Twitch vai fazer “serviço público” e transmitir as convenções norte-americanas


O Twitch é uma plataforma dedicada à transmissão de vídeojogos, mas recentemente tem apostado na diversidade de conteúdo e agora vai emitir tanto a convenção do Partido Republicano, que começa esta segunda, como a do Partido Democrático dos EUA.

A empresa detida pela Amazon diz que vai fazer ‘serviço público’ com esta cobertura total dos dois eventos, mas fica a dúvida se a emissão terá jornalistas ou comentadores a acompanhar a convenção ou se é apenas uma transmissão integral. Hoje arranca Donald Trump que vai até dia 21. Quatro dias depois é a vez de Hillary Clinton que termina a 28. As eleições realizam-se a 8 de novembro, uma terça-feira.

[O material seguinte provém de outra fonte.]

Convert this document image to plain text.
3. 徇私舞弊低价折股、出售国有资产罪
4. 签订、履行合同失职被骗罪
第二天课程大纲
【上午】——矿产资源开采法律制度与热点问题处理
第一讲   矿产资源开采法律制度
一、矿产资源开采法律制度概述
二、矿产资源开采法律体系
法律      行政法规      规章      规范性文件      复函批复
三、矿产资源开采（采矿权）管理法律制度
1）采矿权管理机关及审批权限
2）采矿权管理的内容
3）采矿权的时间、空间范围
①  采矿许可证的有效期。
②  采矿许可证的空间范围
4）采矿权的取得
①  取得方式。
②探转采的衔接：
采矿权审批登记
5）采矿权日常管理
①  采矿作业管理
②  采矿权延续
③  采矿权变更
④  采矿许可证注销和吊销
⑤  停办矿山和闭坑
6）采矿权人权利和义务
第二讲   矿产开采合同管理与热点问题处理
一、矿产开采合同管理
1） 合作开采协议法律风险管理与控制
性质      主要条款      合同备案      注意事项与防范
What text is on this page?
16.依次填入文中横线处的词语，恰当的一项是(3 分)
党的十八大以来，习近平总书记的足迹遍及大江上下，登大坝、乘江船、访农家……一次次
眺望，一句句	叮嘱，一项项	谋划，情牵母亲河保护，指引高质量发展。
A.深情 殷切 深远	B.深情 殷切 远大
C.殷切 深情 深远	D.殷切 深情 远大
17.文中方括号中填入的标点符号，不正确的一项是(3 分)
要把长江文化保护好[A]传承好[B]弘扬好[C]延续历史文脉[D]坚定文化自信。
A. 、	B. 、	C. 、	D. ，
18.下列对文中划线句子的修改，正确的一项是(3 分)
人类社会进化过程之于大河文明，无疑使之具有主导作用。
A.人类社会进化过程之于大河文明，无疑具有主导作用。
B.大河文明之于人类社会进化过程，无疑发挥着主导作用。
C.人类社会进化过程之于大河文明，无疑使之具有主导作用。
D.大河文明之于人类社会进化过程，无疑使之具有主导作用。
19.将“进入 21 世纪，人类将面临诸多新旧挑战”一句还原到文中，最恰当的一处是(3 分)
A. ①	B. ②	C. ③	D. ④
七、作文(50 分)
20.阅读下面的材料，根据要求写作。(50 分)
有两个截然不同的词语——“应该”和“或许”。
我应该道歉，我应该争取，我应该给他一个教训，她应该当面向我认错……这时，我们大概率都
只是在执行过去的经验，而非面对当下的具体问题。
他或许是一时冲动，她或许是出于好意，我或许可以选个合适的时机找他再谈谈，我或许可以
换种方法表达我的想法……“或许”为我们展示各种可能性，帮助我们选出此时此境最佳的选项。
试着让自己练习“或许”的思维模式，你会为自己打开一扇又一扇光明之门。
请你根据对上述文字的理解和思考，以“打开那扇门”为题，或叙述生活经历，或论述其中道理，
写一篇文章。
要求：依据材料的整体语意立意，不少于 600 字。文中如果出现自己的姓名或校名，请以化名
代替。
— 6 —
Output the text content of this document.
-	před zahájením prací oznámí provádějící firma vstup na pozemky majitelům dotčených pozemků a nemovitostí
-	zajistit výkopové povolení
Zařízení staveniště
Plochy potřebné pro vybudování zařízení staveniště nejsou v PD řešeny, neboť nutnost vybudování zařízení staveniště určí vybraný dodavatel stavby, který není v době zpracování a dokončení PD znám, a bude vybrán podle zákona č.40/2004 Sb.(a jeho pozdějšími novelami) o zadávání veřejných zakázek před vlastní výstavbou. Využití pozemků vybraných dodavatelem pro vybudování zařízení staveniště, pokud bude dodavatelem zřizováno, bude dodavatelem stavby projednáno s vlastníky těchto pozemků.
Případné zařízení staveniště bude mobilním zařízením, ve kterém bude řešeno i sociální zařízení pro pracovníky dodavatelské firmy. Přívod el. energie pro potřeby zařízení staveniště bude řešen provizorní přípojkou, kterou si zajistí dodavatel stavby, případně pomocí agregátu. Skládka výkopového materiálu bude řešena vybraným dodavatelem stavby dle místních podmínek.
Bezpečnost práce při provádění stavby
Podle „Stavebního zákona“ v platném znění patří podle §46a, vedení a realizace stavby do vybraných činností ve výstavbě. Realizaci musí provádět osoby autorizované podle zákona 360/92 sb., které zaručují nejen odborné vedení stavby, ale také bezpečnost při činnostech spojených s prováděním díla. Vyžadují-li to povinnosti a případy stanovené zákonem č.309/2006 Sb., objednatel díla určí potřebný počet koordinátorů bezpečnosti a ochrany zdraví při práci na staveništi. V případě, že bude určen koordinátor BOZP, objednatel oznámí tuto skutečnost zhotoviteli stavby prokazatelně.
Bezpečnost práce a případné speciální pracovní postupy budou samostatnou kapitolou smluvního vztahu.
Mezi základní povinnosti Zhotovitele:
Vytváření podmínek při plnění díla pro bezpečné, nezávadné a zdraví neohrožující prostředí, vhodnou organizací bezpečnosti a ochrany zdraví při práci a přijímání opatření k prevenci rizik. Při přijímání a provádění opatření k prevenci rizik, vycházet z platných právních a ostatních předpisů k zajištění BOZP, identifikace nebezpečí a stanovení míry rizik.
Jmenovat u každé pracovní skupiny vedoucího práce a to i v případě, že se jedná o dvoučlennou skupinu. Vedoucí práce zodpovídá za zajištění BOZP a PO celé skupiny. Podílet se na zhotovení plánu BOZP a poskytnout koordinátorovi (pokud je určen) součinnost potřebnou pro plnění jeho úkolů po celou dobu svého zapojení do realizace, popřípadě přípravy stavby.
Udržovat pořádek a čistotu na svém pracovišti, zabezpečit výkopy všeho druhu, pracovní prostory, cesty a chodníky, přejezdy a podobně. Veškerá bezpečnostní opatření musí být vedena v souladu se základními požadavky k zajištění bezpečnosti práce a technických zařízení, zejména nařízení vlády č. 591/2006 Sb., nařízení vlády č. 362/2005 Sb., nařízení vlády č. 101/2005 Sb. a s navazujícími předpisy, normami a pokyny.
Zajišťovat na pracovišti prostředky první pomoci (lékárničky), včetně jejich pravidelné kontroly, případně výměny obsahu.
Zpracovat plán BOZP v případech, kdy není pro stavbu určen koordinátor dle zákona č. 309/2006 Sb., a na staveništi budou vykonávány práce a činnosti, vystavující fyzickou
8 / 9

Um dos objectivos, diz o Twitch em comunicado, é “criar a oportunidade” de quem reside fora dos EUA “possa ser um agente no processo democrático ao fazer a sua voz ouvida”, sabendo a importância dos EUA no Mundo. Considerando a política um tema “sensível”, o Twitch vai moderar os chats dos canais de ambas as emissões das convenções.

twitchconvencoespartidoseua_02

Além disso, a equipa da plataforma conseguiu um acordo com os Democratas para permitir aos utilizadores do Twitch (re)emitirem a convenção com os seus próprios comentários e comunidade a acompanhar. O mesmo não foi possível junto dos Republicanos, de acordo com o comunidado.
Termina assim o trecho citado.